Promouvoir et diversifier les exportations hors hydrocarbures est la seule clé en mesure de libérer l'économie nationale de la trappe de l'or noir. Ce discours, décliné par nos officiels à toutes les sauces et tous les refrains, vire à une bien lassante rengaine.
Voilà des années et des années que ces mêmes officiels sont à la recherche de la formule magique susceptible d'aider nos PME/PMI à exporter, exporter plus et à mieux exporter.
Et, le ministre du Commerce, Bakhti Belaïb, à l'instar de ceux qui l'ont précédé, l'a laissé implicitement entendre lorsque, face à un parterre composé de quelque 200 opérateurs économiques, transitaires, représentants des administrations douanière et fiscales, banques, chambres de commerce et d'industrie, d'organisations patronales et autres de la région Est, il a reconnu, avec dépit : «Je ne veux pas m'illusionner ni vous illusionner : les services censés accompagner nos PME à l'export sont absents.»

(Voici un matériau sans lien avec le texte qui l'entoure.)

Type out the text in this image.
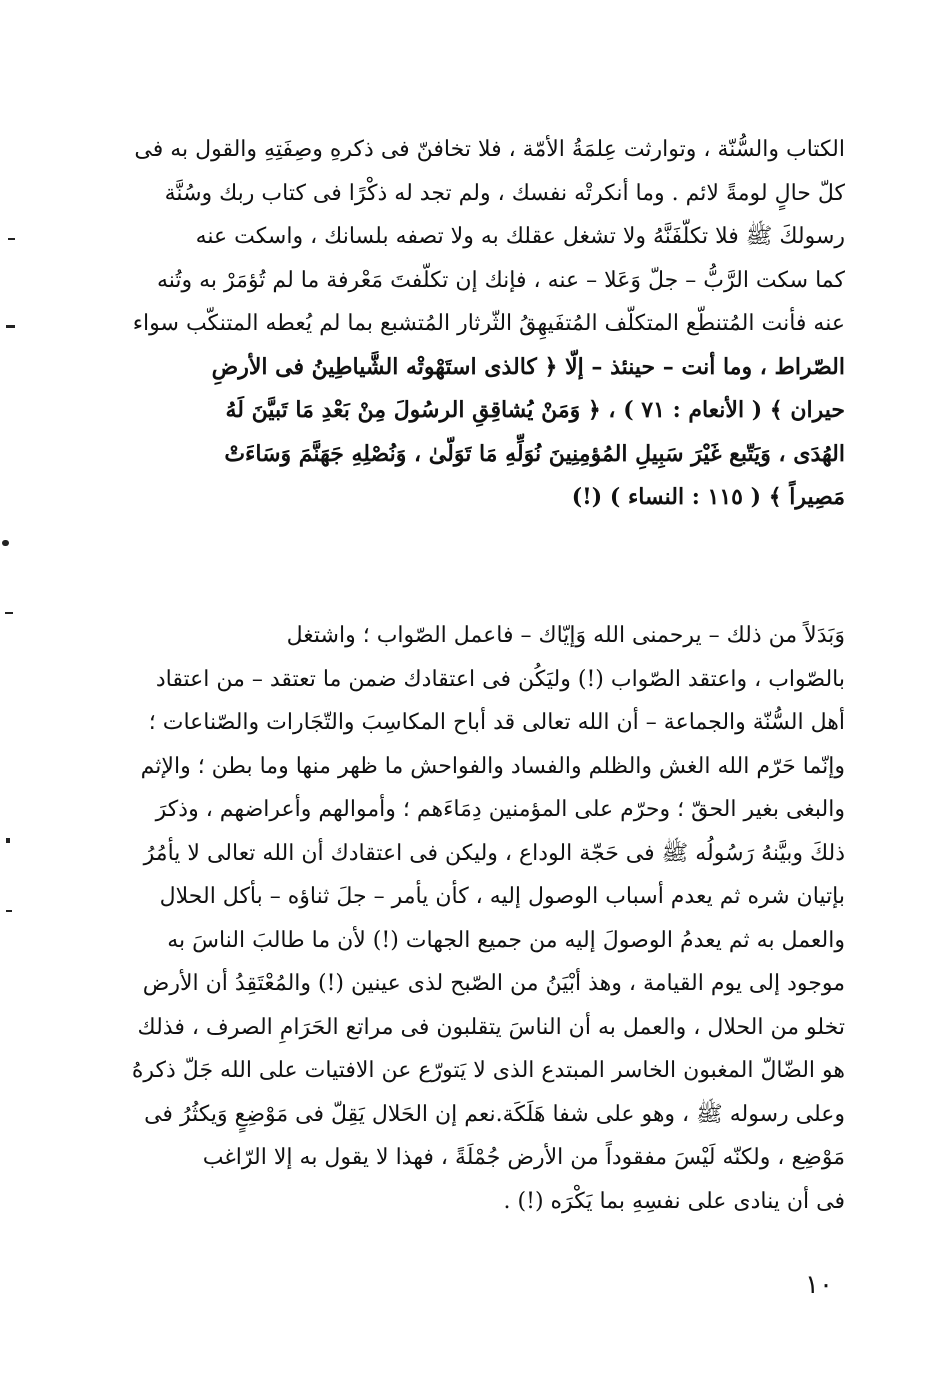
الكتاب والسُّنّة ، وتوارثت عِلمَةُ الأمّة ، فلا تخافنّ فى ذكرهِ وصِفَتِهِ والقول به فى
كلّ حالٍ لومةً لائم . وما أنكرتْه نفسك ، ولم تجد له ذكْرًا فى كتاب ربك وسُنَّة
رسولكَ ﷺ فلا تكلّفَنَّهُ ولا تشغل عقلك به ولا تصفه بلسانك ، واسكت عنه
كما سكت الرَّبُّ – جلّ وَعَلا – عنه ، فإنك إن تكلّفتَ مَعْرفة ما لم تُؤمَرْ به وتُنه
عنه فأنت المُتنطّع المتكلّف المُتفَيهِقُ الثّرثار المُتشبع بما لم يُعطه المتنكّب سواء
الصّراط ، وما أنت – حينئذ – إلّا ﴿ كالذى استَهْوتْه الشَّياطِينُ فى الأرضِ
حيران ﴾ ( الأنعام : ٧١ ) ، ﴿ وَمَنْ يُشاقِقِ الرسُولَ مِنْ بَعْدِ مَا تَبيَّنَ لَهُ
الهُدَى ، وَيَتّبع غَيْرَ سَبِيلِ المُؤمِنِينَ نُوَلِّهِ مَا تَوَلّىٰ ، وَنُصْلِهِ جَهَنَّمَ وَسَاءَتْ
مَصِيراً ﴾ ( ١١٥ : النساء ) (!)
وَبَدَلاً من ذلك – يرحمنى الله وَإيّاك – فاعمل الصّواب ؛ واشتغل
بالصّواب ، واعتقد الصّواب (!) وليَكُن فى اعتقادك ضمن ما تعتقد – من اعتقاد
أهل السُّنّة والجماعة – أن الله تعالى قد أباح المكاسِبَ والتّجَارات والصّناعات ؛
وإنّما حَرّم الله الغش والظلم والفساد والفواحش ما ظهر منها وما بطن ؛ والإثم
والبغى بغير الحقّ ؛ وحرّم على المؤمنين دِمَاءَهم ؛ وأموالهم وأعراضهم ، وذكرَ
ذلكَ وبيَّنهُ رَسُولُه ﷺ فى حَجّة الوداع ، وليكن فى اعتقادك أن الله تعالى لا يأمُرُ
بإتيان شره ثم يعدم أسباب الوصول إليه ، كأن يأمر – جلَ ثناؤه – بأكل الحلال
والعمل به ثم يعدمُ الوصولَ إليه من جميع الجهات (!) لأن ما طالبَ الناسَ به
موجود إلى يوم القيامة ، وهذ أبْيَنُ من الصّبح لذى عينين (!) والمُعْتَقِدُ أن الأرض
تخلو من الحلال ، والعمل به أن الناسَ يتقلبون فى مراتع الحَرَامِ الصرف ، فذلك
هو الضّالّ المغبون الخاسر المبتدع الذى لا يَتورّع عن الافتيات على الله جَلّ ذكرهُ
وعلى رسوله ﷺ ، وهو على شفا هَلَكَة.نعم إن الحَلال يَقِلّ فى مَوْضِعٍ وَيكثُرُ فى
مَوْضِع ، ولكنّه لَيْسَ مفقوداً من الأرض جُمْلَةً ، فهذا لا يقول به إلا الرّاغب
فى أن ينادى على نفسِهِ بما يَكْرَه (!) .
١٠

Et, d'ajouter : «Même si on libère l'acte d'exporter de toutes les contraintes, l'environnement ne s'y prête pas. Il n'est pas coopératif. Nous avons une culture plutôt orientée vers l'importation : les 2/3 des calories alimentaires sont importées». Au complexe hôtelier Sabri où ils ont été rassemblés il y a quelques jours à l'initiative de la dynamique équipe de la CCI Seybouse Annaba, les patrons, venus en nombre, s'attendaient à une ou des annonces majeures de la part de l'illustre hôte.
Or, ils avaient beaucoup plus eu droit à un quasi-aveu, frappant, sur l'échec de la politique visant à faire du commerce extérieur Hors hydrocarbures (HH) une alternative au tout-pétrole, irréversible aujourd'hui plus que jamais, vu que la conjoncture financière du pays est à la morosité. Pis, nombre d'opérateurs se demandaient, en aparté, si le ministre ne serait pas, en réalité, venu dire qu'«il avait les mains liées, que ses marges de manœuvre sont limitées face à un lobby de l'import/import, de plus en plus puissant, qui l'empêche de mener librement et efficacement son plan d'action en vue d'inverser la courbe de import/export» ? Interrogation que pourrait tolérer un simple décryptage des propos de M Belaïb : «Je ne connais pas un pays au monde qui accorde des facilités déconcertantes pour les commerçants étrangers, lesquels (commerçants) sont devenus des relais pour les exportations de leur pays d'origine.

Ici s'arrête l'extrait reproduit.